Sure, having my own dispose() method gives me control over exactly when that Font is freed… but then using malloc in C gives me precise control over when the memory is allocated and freed. And that’s something I’d really rather not go back to.
What you need to realize is that SWT is a low-level API based on using as much of the native widget library as provided by the underlying OS, while Swing is a high-level API based on emulating GUI widgets (and based on the lower-level AWT). Eclipse provides JFace as a higher level abstraction layer over SWT.
Personally, I find SWT very straight-forward if you have a basic understanding of “real” OS-level GUI programming. The need to explicitly dispose of OS resources is rather natural.
And no, calling destructors doesn’t require an explicit “delete”. You just need to allocate the objects on the stack, which is quite common in C++ GUI programming.
Part of the reason that SWT and Swing get compared is that SWT “feels” considerably higher-level than AWT, because it provides much more powerful widgets. Of course, those widgets are generally implemented by the OS, and that’s certainly a difference. Comparing JFace with Swing may be a better comparison. I haven’t done a thorough review of what JFace provides on top of SWT.
As far as the need to dispose of resources being rather natural: it’s not natural for Java, which does all memory management for you with very few exceptions. I’d be curious to see how wxPython deals with this issue, because I’m doubtful that you’d have to manage resources this way in wxPython.
You also take into account the FontRegistry and ImageRegistry classes. These are in JFace and greatly simplify handling fonts and images. You create a registry and it will get disposed when the Display gets disposed. Easy. The only tricky bit is remembering to dispose of colours yourself.
The big problem with SWT and JFace is the lack of Models. Instead you have to build your own model-view-controller architecture on top of your own components if you want to do anything complex such as having a TableItem be a different colour depending on the state of the model.
Paul Hammant has a diagram about this explaining the different development costs over time using different GUI toolkits. http://paulhammant.com/blog//000083.html
Just out of interest, where in the JLS does it state that finalisers aren’t reliable?

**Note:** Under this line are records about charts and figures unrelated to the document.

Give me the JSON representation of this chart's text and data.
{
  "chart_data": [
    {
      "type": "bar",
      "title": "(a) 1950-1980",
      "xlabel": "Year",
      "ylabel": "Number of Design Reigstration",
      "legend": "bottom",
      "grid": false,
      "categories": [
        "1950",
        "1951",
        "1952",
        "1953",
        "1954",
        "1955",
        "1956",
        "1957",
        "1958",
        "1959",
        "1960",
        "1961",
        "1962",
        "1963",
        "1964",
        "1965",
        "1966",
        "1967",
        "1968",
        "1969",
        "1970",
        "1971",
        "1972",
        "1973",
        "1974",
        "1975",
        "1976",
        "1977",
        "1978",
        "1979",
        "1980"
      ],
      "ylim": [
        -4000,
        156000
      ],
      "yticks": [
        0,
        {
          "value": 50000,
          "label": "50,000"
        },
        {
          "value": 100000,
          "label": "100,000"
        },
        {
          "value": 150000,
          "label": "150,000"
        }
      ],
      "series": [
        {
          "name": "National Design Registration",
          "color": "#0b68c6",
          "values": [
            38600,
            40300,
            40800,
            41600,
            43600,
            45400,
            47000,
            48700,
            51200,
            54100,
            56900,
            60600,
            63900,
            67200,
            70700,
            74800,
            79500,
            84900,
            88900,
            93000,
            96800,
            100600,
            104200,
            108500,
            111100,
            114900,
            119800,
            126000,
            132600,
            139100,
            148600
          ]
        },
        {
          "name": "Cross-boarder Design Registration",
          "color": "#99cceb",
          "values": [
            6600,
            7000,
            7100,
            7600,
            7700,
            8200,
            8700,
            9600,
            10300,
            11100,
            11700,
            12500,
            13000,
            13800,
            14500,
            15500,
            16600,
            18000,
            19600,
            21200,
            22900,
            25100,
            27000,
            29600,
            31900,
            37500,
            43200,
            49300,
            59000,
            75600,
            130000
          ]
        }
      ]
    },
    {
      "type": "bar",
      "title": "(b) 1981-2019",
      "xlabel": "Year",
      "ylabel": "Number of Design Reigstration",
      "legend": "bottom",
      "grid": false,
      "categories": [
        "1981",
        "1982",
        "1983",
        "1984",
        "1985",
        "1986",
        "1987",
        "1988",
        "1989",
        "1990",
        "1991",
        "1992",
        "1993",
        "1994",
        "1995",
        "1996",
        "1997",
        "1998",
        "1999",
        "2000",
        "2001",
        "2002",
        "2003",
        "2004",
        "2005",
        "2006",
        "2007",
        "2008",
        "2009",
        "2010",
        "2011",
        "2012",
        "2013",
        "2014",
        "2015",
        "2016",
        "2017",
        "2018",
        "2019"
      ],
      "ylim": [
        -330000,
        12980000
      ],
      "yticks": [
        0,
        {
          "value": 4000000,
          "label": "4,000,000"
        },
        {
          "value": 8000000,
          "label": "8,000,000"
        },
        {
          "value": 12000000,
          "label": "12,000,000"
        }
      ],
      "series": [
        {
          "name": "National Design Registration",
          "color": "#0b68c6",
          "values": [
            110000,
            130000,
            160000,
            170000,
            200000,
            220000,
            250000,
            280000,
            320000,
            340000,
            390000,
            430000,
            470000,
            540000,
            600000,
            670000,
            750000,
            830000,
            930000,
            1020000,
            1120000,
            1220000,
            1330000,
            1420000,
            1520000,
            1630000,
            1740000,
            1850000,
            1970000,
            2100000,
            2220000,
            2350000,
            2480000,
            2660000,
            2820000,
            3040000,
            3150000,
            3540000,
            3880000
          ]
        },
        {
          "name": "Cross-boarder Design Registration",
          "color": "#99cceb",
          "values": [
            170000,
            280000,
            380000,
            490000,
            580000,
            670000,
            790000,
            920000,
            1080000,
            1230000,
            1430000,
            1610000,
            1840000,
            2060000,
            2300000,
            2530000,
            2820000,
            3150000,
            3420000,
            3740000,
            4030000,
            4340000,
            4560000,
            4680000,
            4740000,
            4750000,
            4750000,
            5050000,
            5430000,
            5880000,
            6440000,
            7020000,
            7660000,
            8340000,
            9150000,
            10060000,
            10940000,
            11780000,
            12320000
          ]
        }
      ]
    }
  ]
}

I guess a followup question is what do you mean by “reliable”?
I’ve worked with a number of languages with GC (including the BDW pessimistic GC for C/C++) and my understanding is that a reliable finaliser is one that is guaranteed to be invoked before the storage for the object is deallocated. I don’t see anything in the JLS that states that finalisers are unreliable according to this definition.
Of course there are other issues with finalisers such as ordering of invocation, elapsed time between an object becoming unreachable and it being finalised and deallocated etc., but those are relatively minor issues compared to the reliability issue (ie. unreliable finalisers are virtually useless, while slow or randomly ordered finalisers are not).
You’re right… generally finalizers will run. I’m not sure what exactly the JLS says, but here’s an article that talks about instances where the finalizer is not guaranteed to run:
http://www-106.ibm.com/developerworks/java/library/j-jtctips/j-jtc0319a.html
In the case of SWT, they may not have wanted to use finalizers to dispose of the native resources because it is unclear when exactly the resource will be freed and there could be issues with running out of memory unexpectedly as a result.
I don’t know if it’s possible to have C++ and Python style destructors if you use GC.